GREAT FALLS - The Montana Department of Agriculture introduced an inaugural Montana Ag-Tech Innovation and Investment Summit.
The inaugural event is to push agriculture forward.
An all-day event on Jan. 24, hosted guest speakers, networking opportunities and a Shark Tank style “Pitch Arena.”
A stack of applicants, narrowed to 10 finalists — prepared to deliver a 60-second elevator pitch to industry leaders and potential investors.
David Sands and Claire Sands Baker were one of ten finalists — and a father-daughter duo.
“I have to say now is the time,” stated David.
“This is actually our launch day,” added Claire.
Claire Sands Baker is the CEO and co-founder of Kuvu Bio Solutions, a biological herbicide company.
Her father, David, is a former Montana State University professor in the Plant Sciences and Plant Pathology Department.
“A plant cell is very much like a computer. It has to make a hundred decisions a minute. In that, it can throw away certain genes that are not efficient and that becomes a weakness. If you understand how computers work, then plants work the same way.” Dr. Sands explained.
The science the two are working with are different than what is being used today.
The chemical herbicide industry earns $35 billion per year. Herbicides that are synthetically made.
The science the Sands duo is working on is taking, herbicide-resistant weeds, and using plant biology and fungi, to defeat it.
It is something the two have piloted in Kenya, Africa.

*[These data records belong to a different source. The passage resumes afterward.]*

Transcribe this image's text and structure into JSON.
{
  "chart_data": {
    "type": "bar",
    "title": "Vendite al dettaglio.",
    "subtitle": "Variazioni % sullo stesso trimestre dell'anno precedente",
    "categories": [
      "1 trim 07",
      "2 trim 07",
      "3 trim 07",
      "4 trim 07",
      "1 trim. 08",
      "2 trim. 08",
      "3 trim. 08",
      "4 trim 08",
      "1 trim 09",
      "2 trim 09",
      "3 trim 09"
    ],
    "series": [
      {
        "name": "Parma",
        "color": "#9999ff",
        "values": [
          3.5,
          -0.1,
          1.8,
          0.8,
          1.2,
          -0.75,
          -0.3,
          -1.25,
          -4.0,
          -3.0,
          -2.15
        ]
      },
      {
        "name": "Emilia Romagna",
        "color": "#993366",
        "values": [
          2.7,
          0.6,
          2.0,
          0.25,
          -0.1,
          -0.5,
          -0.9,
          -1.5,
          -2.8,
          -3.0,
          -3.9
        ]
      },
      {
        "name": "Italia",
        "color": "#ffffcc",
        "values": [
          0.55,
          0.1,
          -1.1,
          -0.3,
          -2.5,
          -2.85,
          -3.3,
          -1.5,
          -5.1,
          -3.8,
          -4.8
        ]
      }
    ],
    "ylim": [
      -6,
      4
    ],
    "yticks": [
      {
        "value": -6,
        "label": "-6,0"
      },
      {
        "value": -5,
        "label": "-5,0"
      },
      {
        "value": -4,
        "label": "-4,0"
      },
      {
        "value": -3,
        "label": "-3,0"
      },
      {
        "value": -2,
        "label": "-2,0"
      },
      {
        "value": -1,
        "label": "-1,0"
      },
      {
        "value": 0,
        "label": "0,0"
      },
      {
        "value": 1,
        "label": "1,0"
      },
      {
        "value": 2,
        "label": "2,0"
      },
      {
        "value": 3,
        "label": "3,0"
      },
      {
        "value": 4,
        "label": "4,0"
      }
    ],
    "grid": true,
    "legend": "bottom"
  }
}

“It's very important to understand where the farmers are coming from. So, that product there that was developed is human-centered design. Women farmers, small scale farmers are planting with their hands. We had to have a way to distribute this product that is going to work with them. We'll do the same thing as we develop products in the United States.” Clare said.
The research the two found in Kenya focuses on food security in developing countries.
What it can bring to farmers in the United States — is fighting evolution with evolution.
“Let's let the fungus do what it’s been doing for a million years,” explained Dr. Sands, “Just rely on the fungus, on its own biology and just help it out a little bit. That's a new technology. That's a new way of thinking and farmers love it.”
Dr. Sands’ findings and career as an instructor far surpass his daughter’s company.
Pitching against Kuvu Bio Solutions is a former student, Morteza Hosseinnejad, co-founder of Aizy Tech.
Hosseinnejad is a mechanical engineer who was encouraged by a friend to attend a lecture of Dr. Sands. Following that experience, it was a must to take his class.
“I would say he's one of the reasons that we are here today because the class that he taught was amazing and he was like, ‘Get out there and research.’”
Inspiring his students and inspiring his daughter, she delivered the 60-second elevator pitch along with the others. Results came in that Kuvu Bio Solutions didn’t finish in the money.
The experience itself is what the scientists needed to propel into the future.
“We also have some really big things in the pipeline for the Kenya project. All of that will lead to more success for this because those are global agri-tech prizes,” shared Claire.
Receiving great feedback and some crowd favorites that understood the innovation.
The third-place prize went to 406 Agronomy for its Augmenta technology, receiving $10,000.
In second place, receiving $15,000 was Aizy Tech for its Whitehawk drone and robotics technology.
Taking home, the grand prize of $25,000 was Montana State University for its Durum Wheat research.
The Sands duo has built a tighter relationship through its studies and Africa and launching a new program.
Despite the outcome of its elevator pitch — the effort to change is most valuable.
“I'm proud of her because she's trying and she's trying to do something that has never been done before. I'm with her whether she succeeds or not.”
Kuvu Bio Solutions African research project can be found at www.toothpickproject.org.